Ponadto BDK wystąpił z roszczeniem do firmy, która remontowała budynek o niedotrzymanie terminów. Podobno chodzi o bagatela kwotę miliona złotych. Być może sprawa znajdzie finał w sądzie.
Poza tym radni przyjęli również ujednoliconą wersję statutu rady miasta. Na tym tle doszło do polemiki między radnym Piotrem Wawulskim, a obsługą prawną Urzędu Miasta. Generalnie chodziło o to, że radni podjęli uchwałę, ale zdaniem obsługi prawnej była ona niezgodna z prawem. Burmistrz radził radnym, aby sami sobie ją napisali. Piotr Wawulski z kolei ripostował, że akurat od tego są urzędnicy, a o tym, czy uchwała jest bezprawna czy zgodna z prawem, powinien zadecydować wojewoda jako organ nadzoru. Radny Emil Falkowski potwierdził, że też składał dużą liczbę wniosków i na jedne miasto odpowiada, a na inne nie może doczekać się odpowiedzi.
Radni zaproponowali dziś powrót do stacjonarnego trybu obrad, ponieważ transmisje online powodują, że często rwą się łącza i trudno prowadzić sesje w ten sposób.

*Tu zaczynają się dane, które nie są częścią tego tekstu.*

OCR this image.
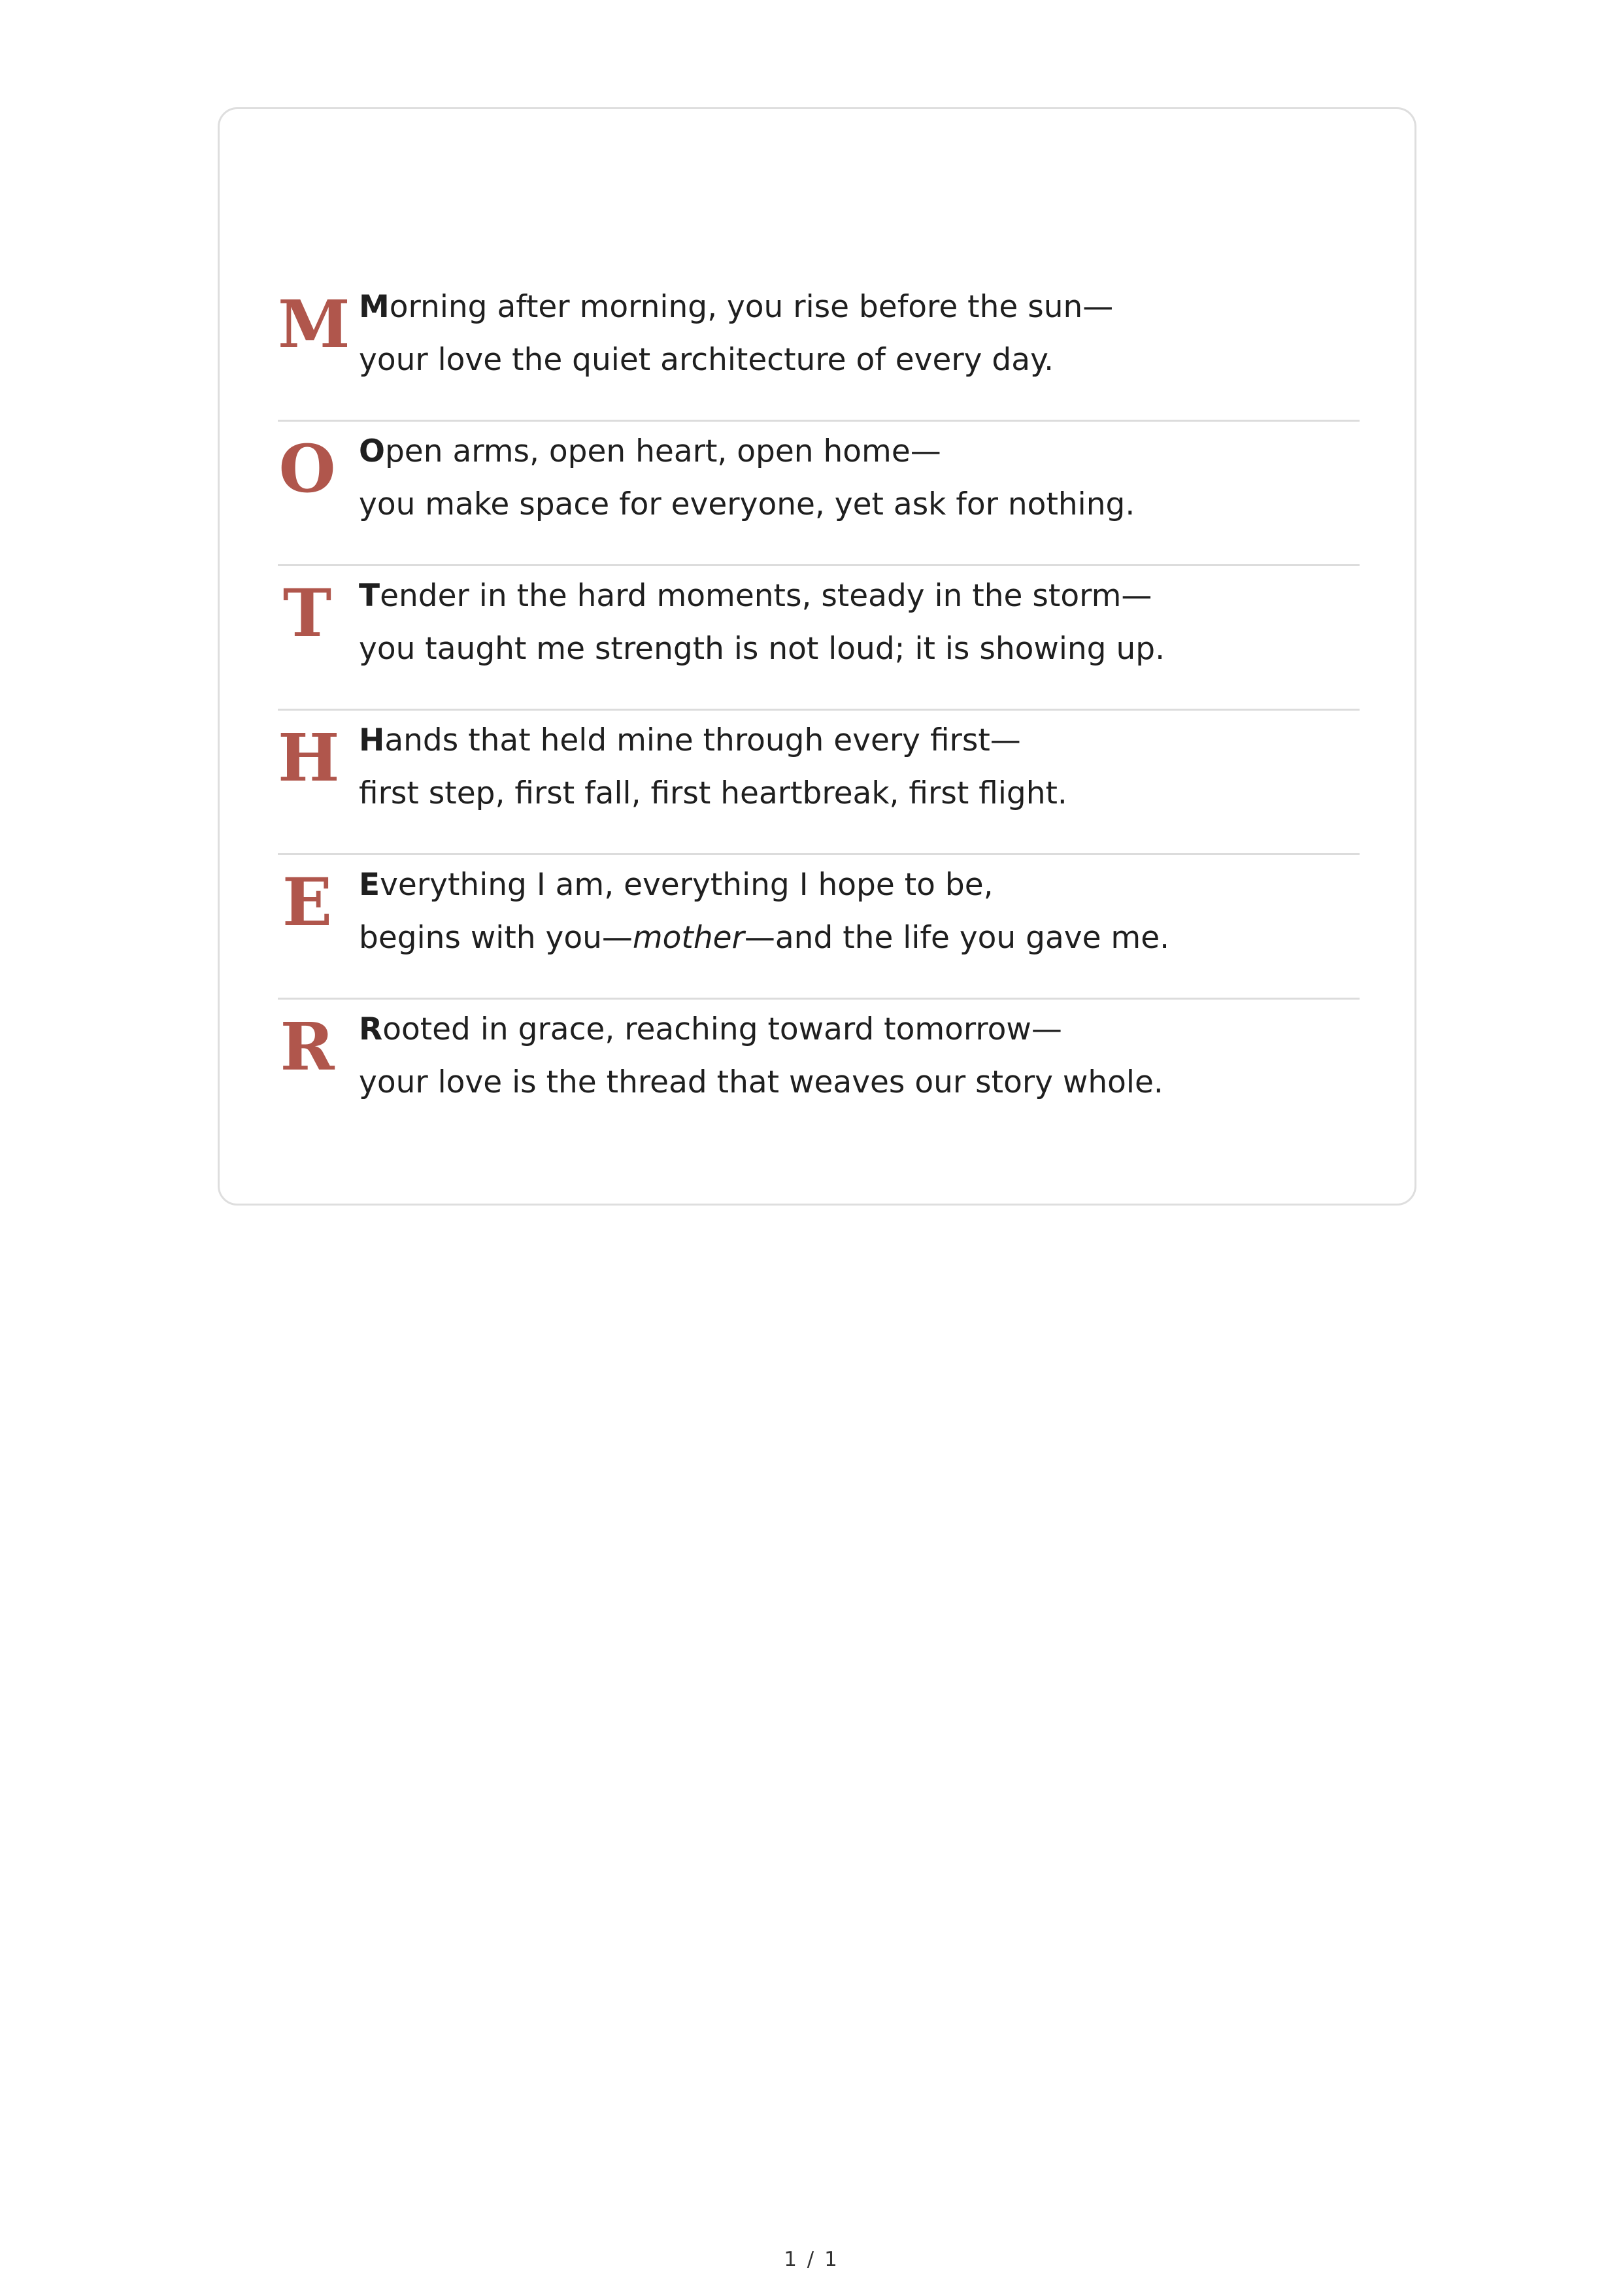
M Morning after morning, you rise before the sun—
your love the quiet architecture of every day.
O Open arms, open heart, open home—
you make space for everyone, yet ask for nothing.
T Tender in the hard moments, steady in the storm—
you taught me strength is not loud; it is showing up.
H Hands that held mine through every first—
first step, first fall, first heartbreak, first flight.
E Everything I am, everything I hope to be,
begins with you—mother—and the life you gave me.
R Rooted in grace, reaching toward tomorrow—
your love is the thread that weaves our story whole.
1 / 1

Do tej propozycji z kolei sceptycznie odniósł się przewodniczący rady Andrzej Roszczenko.
- Pracujemy w sposób zdalny, mieliśmy okres kiedy pracowaliśmy stacjonarnie i skończyło się to kwarantanną. Dlatego trzeba być ostrożnym - podkreślał przewodniczący Andrzej Roszczenko.
Tym niemniej część radnych zaproponowała wycieczkę w grupach po nowym BDK-u - niejako w poszukiwaniu nowej sali do przyszłych obrad.
Ostatnią dość ciekawą kwestią był nowy album miejski tzw. promocyjny. Jak wytłumaczyła Tamara Korycka, został on wydany w nakładzie ok. 2 tys. egzemplarzy a koszt jego wydania to 24 tys. złotych, które pochodziły z ubiegłorocznego budżetu miasta ze środków przeznaczonych na promocję.
Zdaniem radnego Krzysztofa Grygoruka pieniądze na promocję można wydawać lepiej np. przeznaczając je na działalność klubów sportowych czy organizując imprezy na które przyjadą osoby z zewnątrz, zaś albumy, który jest zwykle wręczany gościom Urzędu Miasta i tak później trafiają na półki albo w kąt i nikt się tym później nie interesuje. Podniósł, że skuteczność promocyjna takiego albumu jest prawie żadna. Nie wszyscy z tą opinią się zgadzali.